291 S.W.2d 322 | Tex. Crim. App. | 1956

WOODLEY, Judge.

The conviction is for possession of whisky and gin in a dry area; the punishment, a fine of $800.

Under authority of a search warrant, appellant’s home was searched on January 7, 1956. Three pints and two half-pints of whisky and two half-pints of gin were found hidden in the hen house.

The affidavit for the issuance of the search warrant described the premises to be searched as “a certain private dwelling, located in Fisher County, Texas, described as (a) Virgil Franklin residence, Block 153, in the original town of Rotan, Texas and being premises occupied by, in charge of and under the control of Virgil Franklin.”

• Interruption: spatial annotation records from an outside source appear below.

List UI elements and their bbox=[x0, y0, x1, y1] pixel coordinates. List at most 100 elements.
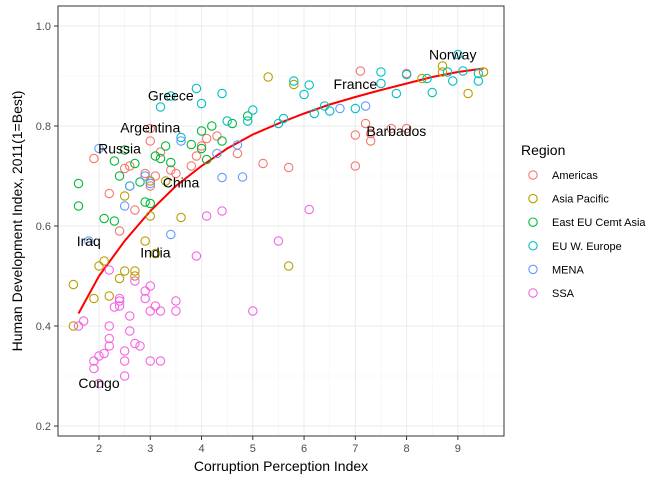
series-ssa bbox=[73, 204, 314, 389]
data-point bbox=[217, 206, 227, 216]
legend-key bbox=[528, 170, 538, 180]
x-tick-label: 6 bbox=[301, 443, 307, 455]
data-point bbox=[232, 140, 243, 150]
point-label: Russia bbox=[98, 141, 141, 157]
data-point bbox=[73, 201, 84, 211]
data-point bbox=[150, 171, 161, 181]
data-point bbox=[289, 76, 299, 86]
data-point bbox=[155, 306, 166, 316]
legend: Region Americas Asia Pacific East EU Cemt … bbox=[521, 142, 646, 300]
data-point bbox=[365, 136, 376, 146]
data-point bbox=[130, 271, 140, 281]
data-point bbox=[191, 251, 202, 261]
plot-border bbox=[57, 5, 505, 437]
data-point bbox=[217, 136, 227, 146]
legend-key bbox=[528, 241, 538, 251]
data-point bbox=[130, 158, 140, 169]
data-point bbox=[258, 158, 268, 169]
data-point bbox=[145, 211, 156, 221]
series-mena bbox=[84, 101, 371, 246]
data-point bbox=[171, 306, 181, 316]
data-point bbox=[319, 101, 330, 111]
data-point bbox=[145, 136, 156, 146]
legend-key bbox=[528, 217, 538, 227]
data-point bbox=[73, 321, 84, 331]
data-point bbox=[417, 73, 427, 84]
data-point bbox=[350, 103, 361, 114]
data-point bbox=[155, 102, 166, 112]
legend-key bbox=[528, 193, 538, 204]
data-point bbox=[222, 116, 232, 126]
x-axis-ticks: 2 3 4 5 6 7 8 9 bbox=[96, 436, 461, 455]
legend-label: SSA bbox=[552, 288, 575, 300]
series-asia-pacific bbox=[68, 61, 489, 331]
data-point bbox=[376, 67, 386, 77]
data-point bbox=[145, 178, 156, 189]
data-point bbox=[104, 265, 115, 275]
data-point bbox=[114, 301, 125, 311]
data-point bbox=[140, 168, 150, 179]
x-tick-label: 7 bbox=[352, 443, 358, 455]
data-point bbox=[186, 139, 197, 150]
data-point bbox=[473, 68, 484, 79]
data-point bbox=[99, 348, 109, 359]
data-point bbox=[437, 67, 448, 77]
data-point bbox=[237, 172, 248, 182]
legend-key bbox=[528, 264, 538, 275]
data-point bbox=[207, 121, 217, 131]
data-point bbox=[176, 136, 186, 146]
data-point bbox=[263, 72, 273, 82]
x-axis-title: Corruption Perception Index bbox=[194, 458, 368, 474]
data-point bbox=[109, 302, 120, 312]
data-point bbox=[201, 133, 212, 144]
data-point bbox=[248, 105, 258, 115]
series-east-eu-cemt-asia bbox=[73, 111, 253, 226]
data-point bbox=[99, 256, 109, 266]
data-point bbox=[114, 296, 125, 306]
data-point bbox=[212, 148, 222, 159]
data-point bbox=[304, 80, 314, 90]
x-tick-label: 2 bbox=[96, 443, 102, 455]
y-axis-title: Human Development Index, 2011(1=Best) bbox=[9, 91, 25, 352]
data-point bbox=[355, 66, 366, 76]
data-point bbox=[135, 341, 145, 351]
data-point bbox=[166, 165, 176, 175]
data-point bbox=[150, 248, 161, 259]
data-point bbox=[335, 103, 345, 114]
data-point bbox=[463, 88, 473, 99]
data-point bbox=[196, 126, 207, 136]
legend-label: Asia Pacific bbox=[552, 194, 609, 206]
data-point bbox=[104, 188, 115, 199]
data-point bbox=[125, 326, 135, 336]
data-point bbox=[130, 266, 140, 276]
data-point bbox=[227, 118, 238, 129]
data-point bbox=[304, 204, 314, 215]
data-point bbox=[289, 79, 299, 90]
data-point bbox=[119, 371, 130, 381]
data-point bbox=[84, 236, 94, 246]
data-point bbox=[242, 116, 253, 126]
data-point bbox=[376, 78, 386, 89]
data-point bbox=[186, 161, 197, 171]
point-label: Norway bbox=[429, 47, 476, 63]
data-point bbox=[458, 66, 468, 76]
data-point bbox=[104, 291, 115, 301]
data-point bbox=[114, 226, 125, 236]
data-point bbox=[160, 141, 171, 151]
data-point bbox=[145, 281, 156, 291]
data-point bbox=[114, 171, 125, 181]
x-tick-label: 9 bbox=[455, 443, 461, 455]
data-point bbox=[140, 171, 150, 181]
data-point bbox=[135, 177, 145, 187]
data-point bbox=[442, 67, 453, 77]
data-point bbox=[140, 286, 150, 296]
data-point bbox=[89, 363, 99, 374]
series-eu-w-europe bbox=[155, 49, 484, 143]
data-point bbox=[437, 61, 448, 71]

The contention that the search warrant was invalid be*331cause the premises to be searched was not sufficiently described is overruled. More meager descriptions of the places to be searched were held sufficient in Cruze v. State, 114 Tex. Cr. R. 450, 25 S.W. 2d 875, and in Watson v. State, 110 Tex. Cr. R. 199, 9 S.W. 2d 265. See also Crouch v. State, 136 Tex. Cr. R. 162, 123 S.W. 2d 904.

The state having proved the finding of the whisky and gin then offered the judgment in Cause No. 5,584, dated December 15, 1953, wherein Virgil Franklin was convicted in the same court for the sale of whisky in a dry area.

Appellant’s objection to this testimony on the ground of remoteness should have been sustained. Jackson v. State, 135 Tex. Cr. R. 140, 118 S.W. 2d 313.

The evidence as to such prior judgment of conviction was also inadmissible because appellant was not identified as the defendant in said cause.

The judgment is reversed and the cause remanded.